Both parties and all presidents become irrelevant in the face of corporate control over government. Voters forever choose only between kettles and pots, getting excited about issues of the day, when the primary issue of national solvency never comes front and center and continues to worsen year by year.

Kotlikoff: “The fiscal irresponsibility of both political parties has ominous implications for our children and grandchildren. Leaving our $65.9 trillion bill for today’s and tomorrow’s children to pay will roughly double their average lifetime net tax rates.”

The deteriorating situation caught the attention of some economists years ago, and the specter of inflation has been on their lips ever since. We’ve covered its risk numerous times in The Kelly Letter, and the recent popularity of gold shows that more and more people are aware that the most likely solution will be money printing that kills the value of the dollar and introduces hyperinflation to the streets of America.
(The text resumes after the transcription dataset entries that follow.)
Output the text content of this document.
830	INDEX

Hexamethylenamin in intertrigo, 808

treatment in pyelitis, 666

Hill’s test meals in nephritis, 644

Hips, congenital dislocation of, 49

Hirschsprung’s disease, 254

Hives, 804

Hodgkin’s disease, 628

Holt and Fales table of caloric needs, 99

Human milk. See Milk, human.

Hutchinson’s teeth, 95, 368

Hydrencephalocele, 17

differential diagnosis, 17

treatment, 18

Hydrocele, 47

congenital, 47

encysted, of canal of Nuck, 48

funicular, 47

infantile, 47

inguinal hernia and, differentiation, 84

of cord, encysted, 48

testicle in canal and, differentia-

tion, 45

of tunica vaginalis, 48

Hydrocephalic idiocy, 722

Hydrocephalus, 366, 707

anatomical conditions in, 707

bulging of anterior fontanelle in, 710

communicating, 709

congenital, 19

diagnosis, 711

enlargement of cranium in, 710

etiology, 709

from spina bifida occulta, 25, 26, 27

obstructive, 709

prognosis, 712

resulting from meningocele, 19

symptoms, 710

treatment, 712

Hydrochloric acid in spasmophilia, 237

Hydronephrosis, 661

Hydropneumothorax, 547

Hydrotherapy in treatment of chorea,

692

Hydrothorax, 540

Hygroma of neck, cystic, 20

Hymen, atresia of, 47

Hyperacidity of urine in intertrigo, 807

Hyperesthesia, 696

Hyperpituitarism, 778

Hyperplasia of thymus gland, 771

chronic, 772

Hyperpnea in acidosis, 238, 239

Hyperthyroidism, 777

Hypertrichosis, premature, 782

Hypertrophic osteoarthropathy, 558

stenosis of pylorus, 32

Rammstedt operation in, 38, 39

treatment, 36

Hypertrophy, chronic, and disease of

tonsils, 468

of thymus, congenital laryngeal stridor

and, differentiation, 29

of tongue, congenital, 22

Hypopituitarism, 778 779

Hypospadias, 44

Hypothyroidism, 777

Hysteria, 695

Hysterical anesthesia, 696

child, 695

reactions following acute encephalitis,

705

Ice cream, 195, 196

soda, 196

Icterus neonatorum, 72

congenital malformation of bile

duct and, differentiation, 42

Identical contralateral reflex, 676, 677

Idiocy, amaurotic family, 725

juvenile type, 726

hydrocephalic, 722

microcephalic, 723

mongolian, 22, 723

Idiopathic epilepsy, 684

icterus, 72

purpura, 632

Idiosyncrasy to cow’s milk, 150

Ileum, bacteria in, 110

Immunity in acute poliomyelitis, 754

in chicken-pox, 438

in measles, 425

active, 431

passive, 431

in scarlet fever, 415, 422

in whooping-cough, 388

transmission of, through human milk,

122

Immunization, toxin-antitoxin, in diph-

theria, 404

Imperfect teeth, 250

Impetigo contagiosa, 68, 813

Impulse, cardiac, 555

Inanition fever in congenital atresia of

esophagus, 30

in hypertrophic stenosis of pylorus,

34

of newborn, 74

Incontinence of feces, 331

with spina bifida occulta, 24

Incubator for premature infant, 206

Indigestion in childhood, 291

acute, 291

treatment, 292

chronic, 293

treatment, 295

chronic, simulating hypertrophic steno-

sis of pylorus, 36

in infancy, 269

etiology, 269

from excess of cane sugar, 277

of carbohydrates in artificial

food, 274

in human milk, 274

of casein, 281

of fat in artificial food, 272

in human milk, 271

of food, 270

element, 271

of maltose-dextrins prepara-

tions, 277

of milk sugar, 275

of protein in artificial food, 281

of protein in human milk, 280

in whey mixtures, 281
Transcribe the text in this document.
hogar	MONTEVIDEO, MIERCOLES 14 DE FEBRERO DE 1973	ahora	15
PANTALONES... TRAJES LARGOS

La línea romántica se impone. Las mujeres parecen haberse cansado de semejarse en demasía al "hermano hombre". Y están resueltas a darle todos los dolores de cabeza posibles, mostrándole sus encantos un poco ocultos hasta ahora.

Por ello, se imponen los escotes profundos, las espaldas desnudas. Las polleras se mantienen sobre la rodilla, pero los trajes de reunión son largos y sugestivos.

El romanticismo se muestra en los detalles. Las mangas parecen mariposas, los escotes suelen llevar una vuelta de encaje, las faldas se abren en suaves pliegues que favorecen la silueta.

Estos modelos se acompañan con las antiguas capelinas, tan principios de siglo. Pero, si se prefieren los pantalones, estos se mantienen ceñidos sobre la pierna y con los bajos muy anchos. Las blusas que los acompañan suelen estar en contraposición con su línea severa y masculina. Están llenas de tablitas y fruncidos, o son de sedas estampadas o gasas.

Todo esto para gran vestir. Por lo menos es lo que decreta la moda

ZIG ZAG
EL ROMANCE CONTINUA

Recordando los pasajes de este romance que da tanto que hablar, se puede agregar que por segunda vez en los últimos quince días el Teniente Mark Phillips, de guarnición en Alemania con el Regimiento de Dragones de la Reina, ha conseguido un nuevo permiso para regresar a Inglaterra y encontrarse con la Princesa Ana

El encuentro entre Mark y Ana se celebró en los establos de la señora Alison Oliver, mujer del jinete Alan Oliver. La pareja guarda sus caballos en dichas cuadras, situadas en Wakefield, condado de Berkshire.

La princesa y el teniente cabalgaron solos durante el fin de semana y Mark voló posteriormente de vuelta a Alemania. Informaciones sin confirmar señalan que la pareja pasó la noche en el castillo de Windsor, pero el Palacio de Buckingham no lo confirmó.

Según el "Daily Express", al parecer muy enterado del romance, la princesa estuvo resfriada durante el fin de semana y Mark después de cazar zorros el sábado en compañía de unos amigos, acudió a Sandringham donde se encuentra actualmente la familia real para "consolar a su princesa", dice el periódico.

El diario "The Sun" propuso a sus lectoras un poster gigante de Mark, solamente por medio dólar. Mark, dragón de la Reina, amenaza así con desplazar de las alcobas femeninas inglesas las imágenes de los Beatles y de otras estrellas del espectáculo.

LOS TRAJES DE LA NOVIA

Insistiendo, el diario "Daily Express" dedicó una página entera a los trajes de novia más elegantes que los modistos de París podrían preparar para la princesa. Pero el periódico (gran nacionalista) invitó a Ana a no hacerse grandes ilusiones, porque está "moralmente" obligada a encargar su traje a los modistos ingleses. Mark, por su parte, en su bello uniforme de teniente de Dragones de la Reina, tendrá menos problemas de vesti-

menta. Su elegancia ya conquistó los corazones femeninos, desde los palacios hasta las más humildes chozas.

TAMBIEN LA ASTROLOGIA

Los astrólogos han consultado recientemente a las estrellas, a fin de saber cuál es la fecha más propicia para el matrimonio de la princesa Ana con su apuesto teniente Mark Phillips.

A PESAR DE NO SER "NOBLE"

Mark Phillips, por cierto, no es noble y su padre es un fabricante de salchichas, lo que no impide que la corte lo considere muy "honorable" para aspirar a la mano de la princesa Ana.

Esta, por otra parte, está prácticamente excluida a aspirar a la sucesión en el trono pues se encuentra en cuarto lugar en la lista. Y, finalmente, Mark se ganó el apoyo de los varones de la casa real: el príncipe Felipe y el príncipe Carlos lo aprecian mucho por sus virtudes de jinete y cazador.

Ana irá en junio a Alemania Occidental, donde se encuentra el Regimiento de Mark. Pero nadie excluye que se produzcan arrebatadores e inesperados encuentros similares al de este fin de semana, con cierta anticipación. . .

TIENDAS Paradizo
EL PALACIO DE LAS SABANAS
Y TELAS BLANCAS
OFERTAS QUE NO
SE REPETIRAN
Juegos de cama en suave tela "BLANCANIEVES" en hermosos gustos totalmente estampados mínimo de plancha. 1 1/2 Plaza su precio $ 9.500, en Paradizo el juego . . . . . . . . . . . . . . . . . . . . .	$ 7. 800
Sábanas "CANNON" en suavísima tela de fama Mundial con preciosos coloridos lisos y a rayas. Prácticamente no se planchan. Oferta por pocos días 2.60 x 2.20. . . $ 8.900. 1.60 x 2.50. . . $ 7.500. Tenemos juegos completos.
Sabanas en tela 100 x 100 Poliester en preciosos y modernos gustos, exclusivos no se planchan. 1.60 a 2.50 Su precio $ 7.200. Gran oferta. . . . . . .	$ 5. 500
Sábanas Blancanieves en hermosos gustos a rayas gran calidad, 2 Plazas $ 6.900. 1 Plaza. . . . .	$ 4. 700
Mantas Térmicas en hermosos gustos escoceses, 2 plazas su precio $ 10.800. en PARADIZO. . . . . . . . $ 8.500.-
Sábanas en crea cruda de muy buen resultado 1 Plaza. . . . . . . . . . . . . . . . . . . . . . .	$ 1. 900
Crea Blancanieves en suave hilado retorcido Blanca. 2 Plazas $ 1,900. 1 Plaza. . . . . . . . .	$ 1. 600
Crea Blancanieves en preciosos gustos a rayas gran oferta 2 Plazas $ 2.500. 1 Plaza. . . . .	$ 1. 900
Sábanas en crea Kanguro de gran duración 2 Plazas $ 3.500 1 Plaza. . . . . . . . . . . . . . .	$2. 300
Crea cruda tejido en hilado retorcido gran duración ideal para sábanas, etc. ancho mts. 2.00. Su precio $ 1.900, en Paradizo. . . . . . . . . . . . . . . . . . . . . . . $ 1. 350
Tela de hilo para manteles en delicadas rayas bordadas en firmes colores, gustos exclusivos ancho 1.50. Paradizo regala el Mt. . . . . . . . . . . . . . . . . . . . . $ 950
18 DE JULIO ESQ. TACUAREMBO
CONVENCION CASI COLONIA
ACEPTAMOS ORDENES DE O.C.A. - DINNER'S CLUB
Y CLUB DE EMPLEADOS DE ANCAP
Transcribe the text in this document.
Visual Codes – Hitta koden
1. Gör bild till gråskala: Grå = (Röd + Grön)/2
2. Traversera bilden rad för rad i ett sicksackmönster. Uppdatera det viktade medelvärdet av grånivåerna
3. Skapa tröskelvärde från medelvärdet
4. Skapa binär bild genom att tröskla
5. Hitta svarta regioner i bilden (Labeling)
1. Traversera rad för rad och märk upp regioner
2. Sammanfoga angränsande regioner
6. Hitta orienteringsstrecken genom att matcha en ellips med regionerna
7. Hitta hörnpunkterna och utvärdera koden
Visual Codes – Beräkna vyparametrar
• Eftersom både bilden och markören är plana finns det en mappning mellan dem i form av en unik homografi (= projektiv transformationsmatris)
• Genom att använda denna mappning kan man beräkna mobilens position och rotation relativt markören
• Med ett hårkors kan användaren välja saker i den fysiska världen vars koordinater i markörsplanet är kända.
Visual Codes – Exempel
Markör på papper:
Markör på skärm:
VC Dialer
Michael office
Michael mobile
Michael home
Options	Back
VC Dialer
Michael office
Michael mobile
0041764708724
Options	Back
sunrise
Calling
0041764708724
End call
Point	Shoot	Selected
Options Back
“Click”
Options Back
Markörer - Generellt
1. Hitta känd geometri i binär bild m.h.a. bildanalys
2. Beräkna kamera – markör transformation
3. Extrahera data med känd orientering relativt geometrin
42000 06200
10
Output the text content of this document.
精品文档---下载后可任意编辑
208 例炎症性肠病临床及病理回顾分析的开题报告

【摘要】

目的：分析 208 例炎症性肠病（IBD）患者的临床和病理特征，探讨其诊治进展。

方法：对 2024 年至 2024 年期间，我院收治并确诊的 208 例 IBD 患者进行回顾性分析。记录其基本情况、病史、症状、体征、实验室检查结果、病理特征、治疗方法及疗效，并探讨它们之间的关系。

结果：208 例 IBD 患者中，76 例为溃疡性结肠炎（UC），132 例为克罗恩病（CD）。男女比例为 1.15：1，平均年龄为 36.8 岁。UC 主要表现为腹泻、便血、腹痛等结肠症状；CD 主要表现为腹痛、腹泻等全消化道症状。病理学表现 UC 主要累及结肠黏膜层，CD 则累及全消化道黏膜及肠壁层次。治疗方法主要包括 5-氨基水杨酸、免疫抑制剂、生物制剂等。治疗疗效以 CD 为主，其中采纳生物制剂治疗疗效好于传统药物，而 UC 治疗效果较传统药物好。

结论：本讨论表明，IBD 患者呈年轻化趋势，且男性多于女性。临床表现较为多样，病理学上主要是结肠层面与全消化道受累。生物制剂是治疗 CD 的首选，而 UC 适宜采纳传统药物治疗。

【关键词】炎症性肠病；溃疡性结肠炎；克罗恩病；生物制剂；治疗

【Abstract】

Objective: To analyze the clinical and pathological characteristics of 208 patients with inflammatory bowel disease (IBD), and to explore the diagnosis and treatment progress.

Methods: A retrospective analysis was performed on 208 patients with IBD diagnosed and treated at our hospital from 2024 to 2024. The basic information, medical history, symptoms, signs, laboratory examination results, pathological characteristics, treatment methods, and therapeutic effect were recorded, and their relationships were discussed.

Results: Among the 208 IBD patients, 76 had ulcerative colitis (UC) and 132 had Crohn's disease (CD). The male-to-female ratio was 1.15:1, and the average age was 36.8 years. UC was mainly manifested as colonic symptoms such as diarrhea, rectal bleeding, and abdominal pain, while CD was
On that subject, here’s Kotlikoff:

Given the reluctance of our politicians to raise taxes, cut benefits, or even limit the growth in benefits, the most likely scenario is that the government will start printing money to pay its bills. This could arise in the context of the Federal Reserve “being forced” to buy Treasury bills and bonds to reduce interest rates.

Specifically, once the financial markets begin to understand the depth and extent of the country’s financial insolvency, they will start worrying about inflation and about being paid back in watered-down dollars. This concern will lead them to start dumping their holdings of US Treasuries. In so doing, they’ll drive up interest rates, which will lead the Fed to print money to buy up those bonds. The consequence will be more money creation — exactly what the bond traders will have come to fear. This could lead to spiraling expectations of higher inflation, with the process eventuating in hyperinflation.

Yes, this does sound like an extreme scenario given the Fed’s supposed independence, our recent history of low inflation, and the fact that the dollar is the world’s principal reserve currency. But the United States has experienced high rates of inflation in the past and appears to be running the same type of fiscal policies that engendered hyperinflations in 20 countries over the past century.

It can happen in America, too.

In upcoming issues, we’ll explore defending against it by owning assets that appreciate in an inflationary environment, including commodities such as precious metals, businesses that sell non-discretionary goods, and real assets like land and art. The trick will be finding ones most likely to perform well during the potentially long wait to d-day.